覚悟はあるか
渉はもらった名刺をまじまじと見ながら、静かに話し始めた。
「……出版関係の方でしたか。
失礼ながら、これだけのご邸宅ですから、古くから土地をお持ちの名家かとばかり」
「ああ、それは妻の実家です」
博は息子の穣そっくりのスマートな笑顔で返した。
「岳父が新聞社の出でしてね。僕とは同じメディア関係でご縁がありまして、妻を紹介していただいて……それで、婿養子に入ったんです」
そこに、やや呆れたように博の妻——文が言葉を継ぐ。
「ほら……うちの父、もうとっくに仕事もやめて隠居してるのに、夫にまで"うちの球団を応援しろ"って。困っちゃいますよ、ほんと」
誠は、言葉を失った。博が目で示した先——そこに飾られていたのは、ガラスケースに収められた、巨人・長嶋茂雄の直筆サイン入りユニフォーム。
つまり、あの新聞社か。
これほどの品を飾っているということは、岳父がただの社員だったはずがない。
おそらく、社の中枢にいた人物——名の知れた重鎮か。
そしてこの博という男……
同じ出版・報道業界に身を置いていたとはいえ、そんな家に婿養子として入り、その一端を担う決意をしたのだ。
それは相当な覚悟がなければできないことだろう。
誠は思わず、さっきから一言も喋らず隣にちょこんと座っている小柄な男を見た。柚木慎平。

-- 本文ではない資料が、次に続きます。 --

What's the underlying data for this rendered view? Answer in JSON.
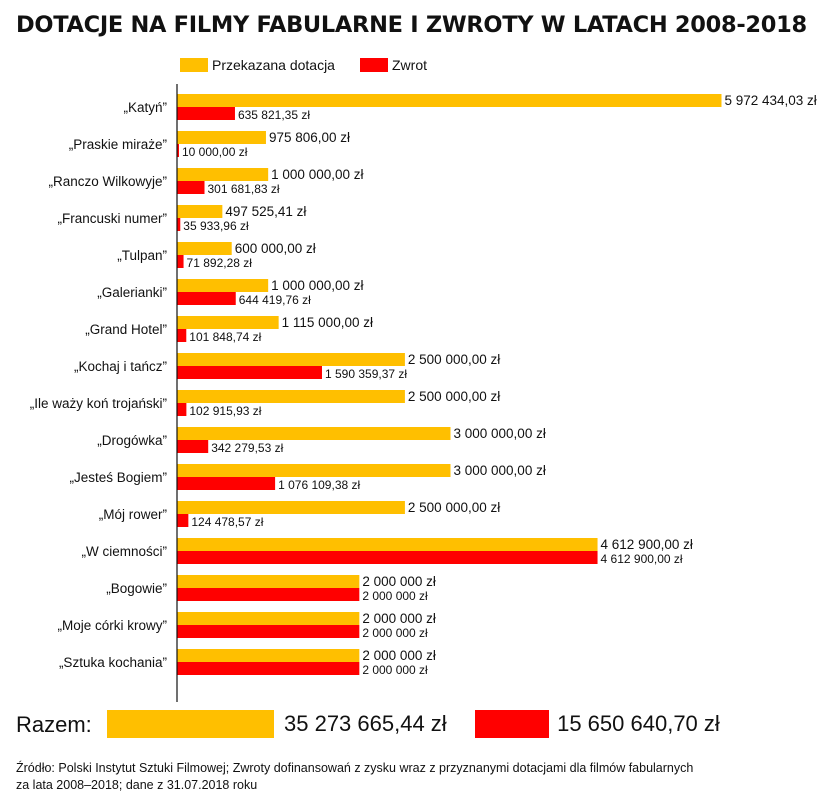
{
  "title": "DOTACJE NA FILMY FABULARNE I ZWROTY W LATACH 2008-2018",
  "colors": {
    "grant": "#FFBF00",
    "refund": "#FF0000",
    "axis": "#111111"
  },
  "legend": {
    "grant": "Przekazana dotacja",
    "refund": "Zwrot"
  },
  "chart_data": {
    "type": "bar",
    "orientation": "horizontal",
    "categories": [
      "„Katyń”",
      "„Praskie miraże”",
      "„Ranczo Wilkowyje”",
      "„Francuski numer”",
      "„Tulpan”",
      "„Galerianki”",
      "„Grand Hotel”",
      "„Kochaj i tańcz”",
      "„Ile waży koń trojański”",
      "„Drogówka”",
      "„Jesteś Bogiem”",
      "„Mój rower”",
      "„W ciemności”",
      "„Bogowie”",
      "„Moje córki krowy”",
      "„Sztuka kochania”"
    ],
    "series": [
      {
        "name": "Przekazana dotacja",
        "values": [
          5972434.03,
          975806.0,
          1000000.0,
          497525.41,
          600000.0,
          1000000.0,
          1115000.0,
          2500000.0,
          2500000.0,
          3000000.0,
          3000000.0,
          2500000.0,
          4612900.0,
          2000000,
          2000000,
          2000000
        ],
        "labels": [
          "5 972 434,03 zł",
          "975 806,00 zł",
          "1 000 000,00 zł",
          "497 525,41 zł",
          "600 000,00 zł",
          "1 000 000,00 zł",
          "1 115 000,00 zł",
          "2 500 000,00 zł",
          "2 500 000,00 zł",
          "3 000 000,00 zł",
          "3 000 000,00 zł",
          "2 500 000,00 zł",
          "4 612 900,00 zł",
          "2 000 000 zł",
          "2 000 000 zł",
          "2 000 000 zł"
        ]
      },
      {
        "name": "Zwrot",
        "values": [
          635821.35,
          10000.0,
          301681.83,
          35933.96,
          71892.28,
          644419.76,
          101848.74,
          1590359.37,
          102915.93,
          342279.53,
          1076109.38,
          124478.57,
          4612900.0,
          2000000,
          2000000,
          2000000
        ],
        "labels": [
          "635 821,35 zł",
          "10 000,00 zł",
          "301 681,83 zł",
          "35 933,96 zł",
          "71 892,28 zł",
          "644 419,76 zł",
          "101 848,74 zł",
          "1 590 359,37 zł",
          "102 915,93 zł",
          "342 279,53 zł",
          "1 076 109,38 zł",
          "124 478,57 zł",
          "4 612 900,00 zł",
          "2 000 000 zł",
          "2 000 000 zł",
          "2 000 000 zł"
        ]
      }
    ],
    "xlim": [
      0,
      6000000
    ],
    "grid": false,
    "legend_position": "top"
  },
  "totals": {
    "label": "Razem:",
    "grant": 35273665.44,
    "refund": 15650640.7,
    "grant_label": "35 273 665,44 zł",
    "refund_label": "15 650 640,70 zł"
  },
  "source": {
    "line1": "Źródło: Polski Instytut Sztuki Filmowej; Zwroty dofinansowań z zysku wraz z przyznanymi dotacjami dla filmów fabularnych",
    "line2": "za lata 2008–2018; dane z 31.07.2018 roku"
  }
}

騎手と言う職業上160cmと小柄だが、背筋はぴんと伸びている。183cmの誠と恰幅の良い渉に挟まれているからか、細身で小さい柚木はいつもよりちんまりとして見えた。
柚木の実家は競馬関係者ではなく、式正織部流という千葉県のお茶の家元だ。3歳から日本舞踊を習っていた柚木は、当時から体幹が強く立ち姿が綺麗で、大人しくも凛とした不思議な少年だった。
そこに目を付けたのが、偶然中学で同じクラスにいた競馬一族出身の栗林誠である。当時既にかなり背が伸び、騎手の夢を諦めかけていた誠は——
「お前、馬に乗れる。
いや——馬に乗るための体をしてる」
などと言い、柚木にジョッキーになることを勧めた。そこから二人のコンビが始まり、20年近く"馬に乗る者"と"馬を育てる者"の関係が続いている。
(……俺が柚木を、お茶の家元からまったく違う競馬の世界に引き込んだ時も、それなりに覚悟はあった)
でも思い返してみれば、あれはまだお互いが中学生の頃だ。誠が「お前、ジョッキーになれる」なんて言っていたのも、半分は夢と勢いの中だった。
もっとも、残りの半分には「体幹が強いこと」「小柄なこと」「物怖じせず落ち着いていること」など、騎手に向いているという確信があったのだが……
それに比べて、黒木氏の選択は——
大人として、自分の意志で、他人の家の看板を背負うという決断。
……次元が違う。
「さて——何から話しましょう?」
博の声で、誠ははっと我に返った。目の前には、息子たちにそっくりの顔をした博のスマートな笑顔。
(もしあの子たちの写真を、加工アプリかなんかでいじったらこんな顔になるだろうな)
そんなくだらない想像が頭をよぎるが、今はそれどころではない。慌てて誠は鞄からタブレットを取り出した。
「と、とりあえずこっちから話させてください。先日、アトリエの弟……クロノドラクロワがデビューしまして。で、勝ったんです。これ、映像です」
動画を再生すると、柚木を乗せたドラクロワがアタマ差でゴールを駆け抜ける姿が映し出される。博と文は食い入るように画面を見ていた。
「おぉ……真っ黒でカッコいい馬ですね。何と言うか……黒い貴公子?とでも言いますか」
博の言葉に、とっさに誠・渉・柚木の頭に同じ画が浮かぶ。
——馬房でふんぞり返って寝ている姿。
——すぐ他の馬にケンカを売るヤンキーもどき。
——そのくせ歴戦の古馬と併せたらボコボコにされ、"わからせられました……"という顔でヘナヘナ戻ってくる、妙に人間臭い馬。
とてもじゃないが、博の言うような優雅な馬ではない。むしろその真逆だ。
思わず三人は、顔を見合わせて苦笑してしまった。